L’armée perd de plus en plus le contrôle de certaines régions grugées par le djihadisme tandis que les mines industrielles canadiennes créent peu de richesses pour la population locale.


Des villages abandonnés aux mains des groupes terroristes pendant que les sites miniers et les restaurants de luxe poussent comme des champignons. Comment un pays stable est-il devenu dangereux au point de faire les manchettes avec la disparition de deux Canadiens en moins d’un mois ?

Il y a quelques années, le Burkina Faso était considéré comme l’un des pays les plus tranquilles d’Afrique de l’Ouest et le peuple burkinabé, un des plus chaleureux.

« Dans une même famille, on pouvait avoir un frère musulman, un autre évangélique et un autre catholique », illustre Frédérick Madore, post-doctorant à l’Université de Floride.

L’esprit en paix, le très populaire programme Québec sans frontières pouvait y envoyer des dizaines de jeunes stagiaires de 18 à 35 ans pour les initier à la coopération internationale.

Depuis deux ans, ce nombre est tombé à zéro. Des Blancs doivent maintenant se déplacer avec une escorte armée entre les villes. Des Québécois et d’autres Occidentaux ont appris à éviter les restaurants achalandés à l’heure du souper et choisissent de dormir dans des hôtels peu fréquentés par les expatriés pour éviter d’être la cible d’attentats.

Dans certaines régions, des bandits qui avaient l’habitude de voler ou d’enlever des étrangers contre rançon s’allient maintenant à des groupes djihadistes qui veulent imposer leur idéologie aux villageois.

Révolution

Au nord du Burkina Faso se trouve le Sahel, une longue bande désertique où les frontières avec les pays voisins sont poreuses et où sévissent plusieurs groupes terroristes.

Leur présence ne date pas d’hier. Mais jusqu’à récemment, le Burkina était plutôt épargné, selon Frédérick Madore.

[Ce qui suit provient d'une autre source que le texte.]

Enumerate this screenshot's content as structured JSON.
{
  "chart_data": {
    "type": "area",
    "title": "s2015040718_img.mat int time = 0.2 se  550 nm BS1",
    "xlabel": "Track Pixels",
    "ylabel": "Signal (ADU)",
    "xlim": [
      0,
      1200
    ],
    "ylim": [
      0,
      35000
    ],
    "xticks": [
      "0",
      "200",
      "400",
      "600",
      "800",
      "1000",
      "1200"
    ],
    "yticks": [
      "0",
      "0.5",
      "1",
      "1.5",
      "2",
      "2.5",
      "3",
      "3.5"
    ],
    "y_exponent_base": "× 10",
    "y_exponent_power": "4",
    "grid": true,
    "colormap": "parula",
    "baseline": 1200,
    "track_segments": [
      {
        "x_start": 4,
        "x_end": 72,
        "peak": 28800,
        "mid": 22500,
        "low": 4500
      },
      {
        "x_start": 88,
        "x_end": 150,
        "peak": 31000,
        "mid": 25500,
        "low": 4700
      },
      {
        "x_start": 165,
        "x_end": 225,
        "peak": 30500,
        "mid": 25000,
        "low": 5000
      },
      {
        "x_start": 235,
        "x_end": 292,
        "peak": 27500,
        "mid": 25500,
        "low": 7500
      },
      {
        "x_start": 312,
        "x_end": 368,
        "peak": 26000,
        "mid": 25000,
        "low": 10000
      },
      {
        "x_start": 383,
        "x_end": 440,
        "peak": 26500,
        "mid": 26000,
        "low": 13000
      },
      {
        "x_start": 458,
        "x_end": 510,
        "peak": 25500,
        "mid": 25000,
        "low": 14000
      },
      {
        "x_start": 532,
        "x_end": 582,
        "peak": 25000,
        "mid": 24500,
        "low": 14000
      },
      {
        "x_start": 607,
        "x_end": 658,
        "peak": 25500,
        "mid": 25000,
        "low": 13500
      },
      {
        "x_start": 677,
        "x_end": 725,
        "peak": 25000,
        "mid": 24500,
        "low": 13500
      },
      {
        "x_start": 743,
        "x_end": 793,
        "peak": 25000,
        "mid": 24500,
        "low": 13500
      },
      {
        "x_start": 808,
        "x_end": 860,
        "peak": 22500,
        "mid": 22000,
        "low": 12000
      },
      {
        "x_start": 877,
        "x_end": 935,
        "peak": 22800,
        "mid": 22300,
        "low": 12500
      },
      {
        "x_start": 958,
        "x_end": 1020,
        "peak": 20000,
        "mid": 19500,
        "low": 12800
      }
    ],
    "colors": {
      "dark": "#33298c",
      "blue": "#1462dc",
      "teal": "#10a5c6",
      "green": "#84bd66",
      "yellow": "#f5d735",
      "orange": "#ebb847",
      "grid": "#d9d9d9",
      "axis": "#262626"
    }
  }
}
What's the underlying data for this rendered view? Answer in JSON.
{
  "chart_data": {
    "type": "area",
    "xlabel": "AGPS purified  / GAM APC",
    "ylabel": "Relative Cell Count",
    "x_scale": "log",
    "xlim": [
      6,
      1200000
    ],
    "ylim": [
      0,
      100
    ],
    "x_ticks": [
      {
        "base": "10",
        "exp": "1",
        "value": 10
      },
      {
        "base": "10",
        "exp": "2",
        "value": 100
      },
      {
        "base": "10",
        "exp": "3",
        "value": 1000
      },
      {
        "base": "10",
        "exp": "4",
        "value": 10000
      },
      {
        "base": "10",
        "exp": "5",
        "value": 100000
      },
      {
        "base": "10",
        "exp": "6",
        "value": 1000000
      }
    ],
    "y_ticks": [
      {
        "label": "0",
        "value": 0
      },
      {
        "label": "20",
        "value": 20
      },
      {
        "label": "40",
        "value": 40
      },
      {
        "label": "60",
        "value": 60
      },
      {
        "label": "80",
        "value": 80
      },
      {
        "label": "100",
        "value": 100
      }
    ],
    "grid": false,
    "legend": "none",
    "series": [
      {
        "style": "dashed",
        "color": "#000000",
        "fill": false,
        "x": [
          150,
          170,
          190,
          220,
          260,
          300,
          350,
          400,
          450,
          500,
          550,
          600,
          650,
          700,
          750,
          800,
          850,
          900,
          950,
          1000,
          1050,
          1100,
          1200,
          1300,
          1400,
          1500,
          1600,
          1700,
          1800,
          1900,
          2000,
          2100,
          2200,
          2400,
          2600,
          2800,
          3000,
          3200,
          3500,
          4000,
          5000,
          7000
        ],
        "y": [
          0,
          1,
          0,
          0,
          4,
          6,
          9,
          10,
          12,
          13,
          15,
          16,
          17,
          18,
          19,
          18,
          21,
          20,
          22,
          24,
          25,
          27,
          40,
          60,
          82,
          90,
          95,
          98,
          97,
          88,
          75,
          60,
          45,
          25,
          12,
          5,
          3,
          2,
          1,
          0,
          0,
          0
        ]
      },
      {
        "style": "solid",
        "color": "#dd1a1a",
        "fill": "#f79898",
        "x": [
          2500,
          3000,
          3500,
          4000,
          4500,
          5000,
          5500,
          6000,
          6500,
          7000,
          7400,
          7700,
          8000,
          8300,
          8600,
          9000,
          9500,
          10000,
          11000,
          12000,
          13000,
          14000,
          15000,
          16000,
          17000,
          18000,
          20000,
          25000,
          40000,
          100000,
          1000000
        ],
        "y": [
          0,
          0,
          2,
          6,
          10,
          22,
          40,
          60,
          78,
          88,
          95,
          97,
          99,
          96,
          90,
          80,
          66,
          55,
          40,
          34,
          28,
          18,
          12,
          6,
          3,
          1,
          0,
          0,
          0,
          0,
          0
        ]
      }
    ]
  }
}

Tout a basculé avec le départ forcé du président Blaise Comparoé en 2014. Ce politicien très habile pour donner les apparences de démocratie à son régime a gouverné pendant près de 30 ans.

Considéré comme un ami des Occidentaux, il agissait parfois comme médiateur lorsqu’un enlèvement se produisait dans un pays voisin. Certains soupçonnent qu’il avait en fait un accord tacite avec les groupes terroristes : « Vous pouvez passer sur notre territoire, à condition qu’il n’y ait aucune exaction chez nous », illustre M. Madore.

Beaucoup de jeunes burkinabés en avaient toutefois assez de ce style de « présidence à vie ». Les manifestations et grèves se sont transformées en révolution et Comparoé a été chassé.

Mais le nouveau gouvernement était moins bien équipé que son prédécesseur pour assurer la sécurité. Il a perdu peu à peu le contrôle des zones périphériques.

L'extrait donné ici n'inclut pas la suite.